Several years ago, my partner of 22 years, Steve Schalchlin, and I wrote a musical called The Last Session that played across the street from our temple/theater at the 47th Street Theatre. After a nine-month off-Broadway run, The Last Session opened at the Laguna Playhouse in California where it played to sold-out houses and enjoyed a six-month run. The director of the Playhouse invited Steve and me back for one night to sing a couple of songs and tell some stories about our life. And so The Big Voice: God or Merman? was born.
As teenagers, Steve and I both believed we had vocations to the ministry. He was a Baptist in Arkansas; I was a Catholic in Brooklyn. I kept going to church, waiting for the religious experience that would validate my heavenly career. It never came. When I was 13, my father introduced me to his friend Ethel Merman and I found Theatrical Nirvana. In what seems like minutes after seeing her performance in Gypsy, I returned to my neighborhood and wrote my first show, a revue in which I would star with my school chums.
For me, as for so many aspiring performers, the sound of applause was like a drug that I needed more of—in fact, one that I would need for the rest of my life. The night of our "Follies," my path changed from studying theology at St. Joseph's College in Yonkers to studying drama at Carnegie-Mellon University in Pittsburgh. My classmate Stephen Schwartz and I would fly back to New York on the weekends to catch the latest show. Seeing the opening night of Fiddler on the Roof together was one of my most memorable experiences ever, solidifying my desire to spend a life in the theater.

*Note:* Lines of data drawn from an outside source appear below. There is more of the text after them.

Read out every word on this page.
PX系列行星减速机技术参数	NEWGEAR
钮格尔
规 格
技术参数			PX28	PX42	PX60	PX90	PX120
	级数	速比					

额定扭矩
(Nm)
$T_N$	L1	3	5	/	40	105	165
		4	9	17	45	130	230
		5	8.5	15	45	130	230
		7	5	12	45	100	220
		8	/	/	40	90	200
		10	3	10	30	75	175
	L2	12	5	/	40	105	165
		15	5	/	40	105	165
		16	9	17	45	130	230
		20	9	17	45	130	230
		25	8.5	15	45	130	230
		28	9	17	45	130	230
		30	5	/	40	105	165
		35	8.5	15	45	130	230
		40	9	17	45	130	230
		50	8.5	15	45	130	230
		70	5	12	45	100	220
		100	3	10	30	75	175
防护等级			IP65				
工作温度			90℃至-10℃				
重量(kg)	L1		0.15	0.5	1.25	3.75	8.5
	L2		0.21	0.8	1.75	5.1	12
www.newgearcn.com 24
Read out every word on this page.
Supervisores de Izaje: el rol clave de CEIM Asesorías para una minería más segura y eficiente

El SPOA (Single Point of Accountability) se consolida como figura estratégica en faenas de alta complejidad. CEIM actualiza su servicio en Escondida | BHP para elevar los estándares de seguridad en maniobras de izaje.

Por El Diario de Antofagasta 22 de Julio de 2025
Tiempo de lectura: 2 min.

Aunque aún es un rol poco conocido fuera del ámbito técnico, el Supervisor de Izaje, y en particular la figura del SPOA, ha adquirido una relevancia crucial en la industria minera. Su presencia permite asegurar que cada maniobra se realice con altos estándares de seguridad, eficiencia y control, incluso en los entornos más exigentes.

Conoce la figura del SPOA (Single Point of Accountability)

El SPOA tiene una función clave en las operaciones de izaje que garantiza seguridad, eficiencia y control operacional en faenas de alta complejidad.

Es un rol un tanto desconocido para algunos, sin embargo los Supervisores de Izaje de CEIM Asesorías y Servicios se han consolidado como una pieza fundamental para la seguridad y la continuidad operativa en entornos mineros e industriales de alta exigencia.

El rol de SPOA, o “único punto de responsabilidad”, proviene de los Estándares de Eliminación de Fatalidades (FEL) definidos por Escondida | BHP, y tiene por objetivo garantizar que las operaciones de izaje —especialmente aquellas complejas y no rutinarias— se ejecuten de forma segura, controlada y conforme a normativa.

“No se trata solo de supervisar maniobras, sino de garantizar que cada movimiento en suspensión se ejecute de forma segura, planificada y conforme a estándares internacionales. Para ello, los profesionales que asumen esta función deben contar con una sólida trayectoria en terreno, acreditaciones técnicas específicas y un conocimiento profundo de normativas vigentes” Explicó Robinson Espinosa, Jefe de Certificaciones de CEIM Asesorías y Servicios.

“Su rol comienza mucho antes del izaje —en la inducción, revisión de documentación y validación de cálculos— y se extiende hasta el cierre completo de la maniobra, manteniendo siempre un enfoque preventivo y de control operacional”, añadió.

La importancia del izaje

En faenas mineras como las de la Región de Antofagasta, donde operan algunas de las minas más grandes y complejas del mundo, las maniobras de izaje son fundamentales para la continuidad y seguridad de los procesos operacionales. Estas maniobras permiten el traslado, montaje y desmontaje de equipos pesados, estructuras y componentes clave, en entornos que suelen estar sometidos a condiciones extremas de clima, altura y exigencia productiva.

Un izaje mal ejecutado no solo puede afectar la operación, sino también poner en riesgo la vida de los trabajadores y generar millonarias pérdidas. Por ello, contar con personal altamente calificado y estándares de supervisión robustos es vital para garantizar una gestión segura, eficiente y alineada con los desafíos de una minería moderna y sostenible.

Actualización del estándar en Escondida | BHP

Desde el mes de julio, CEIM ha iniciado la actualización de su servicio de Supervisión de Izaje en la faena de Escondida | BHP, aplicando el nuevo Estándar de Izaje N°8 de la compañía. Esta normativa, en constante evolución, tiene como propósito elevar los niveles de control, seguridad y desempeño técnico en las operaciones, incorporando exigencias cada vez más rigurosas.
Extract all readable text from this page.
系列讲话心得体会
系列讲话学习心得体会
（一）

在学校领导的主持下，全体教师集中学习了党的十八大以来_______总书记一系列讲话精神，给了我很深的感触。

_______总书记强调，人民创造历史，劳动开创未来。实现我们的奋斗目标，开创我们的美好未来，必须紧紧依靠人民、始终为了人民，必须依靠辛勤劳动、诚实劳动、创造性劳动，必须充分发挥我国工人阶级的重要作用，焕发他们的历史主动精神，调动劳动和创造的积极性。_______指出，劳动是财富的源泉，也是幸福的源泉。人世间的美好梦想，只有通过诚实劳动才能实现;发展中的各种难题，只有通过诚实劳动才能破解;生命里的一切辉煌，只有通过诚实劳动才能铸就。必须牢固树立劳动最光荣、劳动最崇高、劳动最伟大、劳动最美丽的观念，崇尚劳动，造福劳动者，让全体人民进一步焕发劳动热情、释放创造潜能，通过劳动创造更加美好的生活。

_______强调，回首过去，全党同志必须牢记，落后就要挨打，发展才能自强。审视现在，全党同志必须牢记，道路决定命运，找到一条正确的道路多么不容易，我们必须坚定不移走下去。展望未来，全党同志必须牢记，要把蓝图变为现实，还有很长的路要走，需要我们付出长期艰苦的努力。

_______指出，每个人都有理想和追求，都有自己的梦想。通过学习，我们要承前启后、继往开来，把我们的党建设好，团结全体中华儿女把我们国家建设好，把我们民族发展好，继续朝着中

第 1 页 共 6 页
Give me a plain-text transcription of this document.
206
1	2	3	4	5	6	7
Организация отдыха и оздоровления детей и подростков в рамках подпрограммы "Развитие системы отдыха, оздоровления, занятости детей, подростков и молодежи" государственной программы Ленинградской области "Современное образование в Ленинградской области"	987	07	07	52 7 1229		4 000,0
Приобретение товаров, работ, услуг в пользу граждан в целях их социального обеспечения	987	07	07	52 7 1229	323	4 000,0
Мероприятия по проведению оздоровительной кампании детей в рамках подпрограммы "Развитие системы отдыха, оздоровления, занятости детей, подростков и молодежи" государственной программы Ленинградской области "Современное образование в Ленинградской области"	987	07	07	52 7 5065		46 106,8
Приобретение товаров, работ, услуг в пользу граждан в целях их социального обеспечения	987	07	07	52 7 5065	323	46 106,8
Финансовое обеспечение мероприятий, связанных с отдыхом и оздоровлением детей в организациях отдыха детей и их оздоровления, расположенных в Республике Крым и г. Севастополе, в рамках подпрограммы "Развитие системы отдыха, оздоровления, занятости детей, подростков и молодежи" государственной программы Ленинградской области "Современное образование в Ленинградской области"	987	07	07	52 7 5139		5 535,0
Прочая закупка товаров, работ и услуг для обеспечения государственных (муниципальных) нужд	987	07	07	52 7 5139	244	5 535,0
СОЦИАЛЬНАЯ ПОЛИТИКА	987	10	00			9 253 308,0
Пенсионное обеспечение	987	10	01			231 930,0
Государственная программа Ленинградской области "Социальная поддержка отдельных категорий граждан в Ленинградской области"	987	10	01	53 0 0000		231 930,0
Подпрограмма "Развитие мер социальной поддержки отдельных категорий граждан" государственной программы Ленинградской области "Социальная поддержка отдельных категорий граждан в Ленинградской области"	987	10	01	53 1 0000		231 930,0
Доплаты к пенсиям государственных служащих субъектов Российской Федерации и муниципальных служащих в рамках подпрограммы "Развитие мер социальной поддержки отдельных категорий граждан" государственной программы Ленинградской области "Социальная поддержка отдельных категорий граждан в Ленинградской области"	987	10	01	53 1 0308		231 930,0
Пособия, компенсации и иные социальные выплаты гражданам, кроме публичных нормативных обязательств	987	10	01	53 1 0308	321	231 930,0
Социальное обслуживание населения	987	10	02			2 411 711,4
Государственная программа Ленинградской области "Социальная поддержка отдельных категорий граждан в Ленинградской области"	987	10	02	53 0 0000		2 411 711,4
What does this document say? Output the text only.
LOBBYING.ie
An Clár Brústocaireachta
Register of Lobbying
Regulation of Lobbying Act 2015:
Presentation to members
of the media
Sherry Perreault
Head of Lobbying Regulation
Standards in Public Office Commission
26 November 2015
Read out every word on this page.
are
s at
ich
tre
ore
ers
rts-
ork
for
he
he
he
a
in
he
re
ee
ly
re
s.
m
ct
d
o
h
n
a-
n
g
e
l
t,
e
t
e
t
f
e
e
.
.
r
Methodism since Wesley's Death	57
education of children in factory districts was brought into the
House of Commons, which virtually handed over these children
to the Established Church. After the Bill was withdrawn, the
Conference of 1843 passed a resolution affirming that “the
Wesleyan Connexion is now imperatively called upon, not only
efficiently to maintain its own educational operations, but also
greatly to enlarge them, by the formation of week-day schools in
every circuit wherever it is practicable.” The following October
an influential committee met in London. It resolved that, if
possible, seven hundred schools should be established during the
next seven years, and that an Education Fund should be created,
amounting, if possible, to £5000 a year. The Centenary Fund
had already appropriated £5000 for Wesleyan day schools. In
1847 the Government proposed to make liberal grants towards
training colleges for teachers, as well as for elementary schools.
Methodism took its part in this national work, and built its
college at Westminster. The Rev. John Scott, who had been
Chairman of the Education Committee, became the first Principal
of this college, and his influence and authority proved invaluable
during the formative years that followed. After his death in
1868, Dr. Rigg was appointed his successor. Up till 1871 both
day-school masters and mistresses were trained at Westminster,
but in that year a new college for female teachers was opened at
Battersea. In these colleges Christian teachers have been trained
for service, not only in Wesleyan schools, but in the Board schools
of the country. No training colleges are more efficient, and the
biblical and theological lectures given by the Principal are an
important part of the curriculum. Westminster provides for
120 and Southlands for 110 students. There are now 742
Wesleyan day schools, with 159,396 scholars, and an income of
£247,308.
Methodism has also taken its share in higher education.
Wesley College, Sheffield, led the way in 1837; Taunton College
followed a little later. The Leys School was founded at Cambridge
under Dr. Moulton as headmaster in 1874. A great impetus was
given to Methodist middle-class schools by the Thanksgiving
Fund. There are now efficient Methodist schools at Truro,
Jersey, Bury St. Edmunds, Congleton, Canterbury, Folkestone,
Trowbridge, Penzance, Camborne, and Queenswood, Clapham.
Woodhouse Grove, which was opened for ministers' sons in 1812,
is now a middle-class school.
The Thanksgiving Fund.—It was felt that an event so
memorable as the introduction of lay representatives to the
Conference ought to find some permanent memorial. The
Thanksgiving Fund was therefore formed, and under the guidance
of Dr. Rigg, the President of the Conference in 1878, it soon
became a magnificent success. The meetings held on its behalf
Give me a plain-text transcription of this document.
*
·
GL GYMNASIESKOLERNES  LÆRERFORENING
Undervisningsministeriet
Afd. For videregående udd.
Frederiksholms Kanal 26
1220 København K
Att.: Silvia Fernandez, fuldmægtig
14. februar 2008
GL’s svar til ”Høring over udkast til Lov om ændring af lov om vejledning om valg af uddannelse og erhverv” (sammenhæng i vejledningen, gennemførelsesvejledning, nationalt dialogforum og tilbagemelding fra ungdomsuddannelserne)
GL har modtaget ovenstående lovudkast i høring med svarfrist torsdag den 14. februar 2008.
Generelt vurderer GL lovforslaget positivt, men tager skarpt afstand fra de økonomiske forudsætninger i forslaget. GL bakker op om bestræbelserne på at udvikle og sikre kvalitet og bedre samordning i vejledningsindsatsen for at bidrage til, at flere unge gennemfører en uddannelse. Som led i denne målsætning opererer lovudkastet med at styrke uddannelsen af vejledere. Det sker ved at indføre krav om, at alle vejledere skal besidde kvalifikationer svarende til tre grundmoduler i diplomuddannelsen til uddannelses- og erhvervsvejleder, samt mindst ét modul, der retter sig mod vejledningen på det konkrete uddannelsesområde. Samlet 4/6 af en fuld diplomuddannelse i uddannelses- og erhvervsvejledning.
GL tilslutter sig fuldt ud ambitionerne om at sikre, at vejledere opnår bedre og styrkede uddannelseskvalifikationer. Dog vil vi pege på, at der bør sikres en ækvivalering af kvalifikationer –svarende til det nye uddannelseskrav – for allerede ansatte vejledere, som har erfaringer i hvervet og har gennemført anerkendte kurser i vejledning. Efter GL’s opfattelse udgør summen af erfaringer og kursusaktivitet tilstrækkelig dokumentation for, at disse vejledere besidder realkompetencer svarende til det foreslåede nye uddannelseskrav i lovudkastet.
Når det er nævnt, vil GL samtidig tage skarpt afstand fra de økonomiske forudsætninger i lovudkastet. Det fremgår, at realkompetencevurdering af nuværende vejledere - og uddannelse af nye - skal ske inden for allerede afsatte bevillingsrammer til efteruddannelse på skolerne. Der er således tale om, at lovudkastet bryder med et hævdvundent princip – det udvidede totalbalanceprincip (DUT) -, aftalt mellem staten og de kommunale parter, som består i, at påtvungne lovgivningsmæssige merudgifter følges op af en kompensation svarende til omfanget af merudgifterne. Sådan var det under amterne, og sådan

Then in 1985, I met Steve in the middle of the Bermuda Triangle and together we discovered God in the temple of musical theater. Since then, we have had more profound experiences in a theater than we ever did in a church. Every word and lyric in The Big Voice is true. It all happened. We fell in love, fell apart, faced more challenges than a Sondheim score and lived to sing about it.
People ask us if it's difficult to put on lives on stage every night, warts and all. Well, isn't that what writers do? Put their lives out there for people to examine? Some do it using a fictional framework, but for us, The Big Voice is reality theater. Rehearsals were a bit cathartic; sometimes like Freud and Jung having a field day. There were some painful moments, but there was also something about putting it all out there that was terribly freeing.
We've found that by being candid about our ups and downs, and by showing our humanness, straight people watching the show root for us to stay together. They see themselves in us and, suddenly, it's not a show about "gay marriage" at all. It's just about a marriage. An older couple came up to us after one of the Chicago performances and said, "You're just like us. We didn't know."
Steve and I are both so proud to be a part of the theater, a world that changes people one life at a time. And that's no accident.